Josefine Preuß und Jörg Schüttauf über Mauerfall, Fluchtgedanken und West-Eindrücke

Victoria Teichert
on 1. November 2017

Ein Loft im vierten Stock eines Altbaus in Berlin. Hier treffen wir Josefine Preuß, 31, und Jörg Schüttauf, 55, um über ihren neuen Film „Vorwärts immer!“ zu sprechen, der seit dem 12. Oktober in den Kinos anläuft. Zur Zeit kann man ihn noch in 101 Lichtspielhäusern sehen. Die beiden kennen sich, seit sie zusammen für „Küss mich, Genosse!“ vor der Kamera standen. „Auch eine Ost-West-Geschichte, das ist aber schon zehn Jahre her“, erinnert sich Josefine Preuß. Und Schüttauf scherzt: „Trotzdem haben wir uns gleich wiedererkannt!“ Die Dreharbeiten liefen toll: „Es war eins der besten Teams, mit denen ich je zu tun hatte“, schwärmt der gebürtige Chemnitzer. „Und eins der witzigsten Drehbücher, das ich je umsetzen durfte!“

Frau Preuß, Herr Schüttauf, „Vorwärts immer!“ spielt am 9. Oktober 1989: Schauspieler Otto will Tochter Anna retten, die aus der DDR flüchten will. Ist das Stoff für eine Komödie?
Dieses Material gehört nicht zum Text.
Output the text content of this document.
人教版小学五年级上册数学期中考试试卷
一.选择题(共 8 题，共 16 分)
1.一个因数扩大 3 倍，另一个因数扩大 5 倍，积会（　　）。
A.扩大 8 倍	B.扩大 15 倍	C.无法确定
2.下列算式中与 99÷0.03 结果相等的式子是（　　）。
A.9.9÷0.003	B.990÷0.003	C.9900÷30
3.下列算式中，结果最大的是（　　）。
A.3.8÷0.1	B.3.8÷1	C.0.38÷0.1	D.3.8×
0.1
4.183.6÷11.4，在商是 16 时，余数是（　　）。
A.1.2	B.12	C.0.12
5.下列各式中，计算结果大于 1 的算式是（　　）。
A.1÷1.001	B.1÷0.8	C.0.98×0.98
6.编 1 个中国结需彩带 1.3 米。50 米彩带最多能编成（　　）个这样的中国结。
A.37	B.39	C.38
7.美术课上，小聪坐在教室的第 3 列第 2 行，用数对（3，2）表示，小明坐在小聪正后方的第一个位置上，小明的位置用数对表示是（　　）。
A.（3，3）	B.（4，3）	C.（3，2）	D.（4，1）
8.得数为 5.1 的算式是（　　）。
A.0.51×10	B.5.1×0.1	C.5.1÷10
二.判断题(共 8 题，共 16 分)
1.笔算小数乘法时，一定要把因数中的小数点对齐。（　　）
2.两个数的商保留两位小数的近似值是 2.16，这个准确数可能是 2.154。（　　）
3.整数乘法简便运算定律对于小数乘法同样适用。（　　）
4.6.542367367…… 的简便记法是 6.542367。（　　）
Josefine Preuß: Sicher! Außerdem: Der Film hat ja durchaus auch ernste Momente, vor allem in der Geschichte um meine Figur Anne, die in die Freiheit abhauen will und in Gefahr gerät. Aber erst wenn man über ein zeitgeschichtliches Thema auch lachen kann, es dabei aber trotzdem ernst nimmt, funktioniert eine Komödie. Und das ist hier der Fall.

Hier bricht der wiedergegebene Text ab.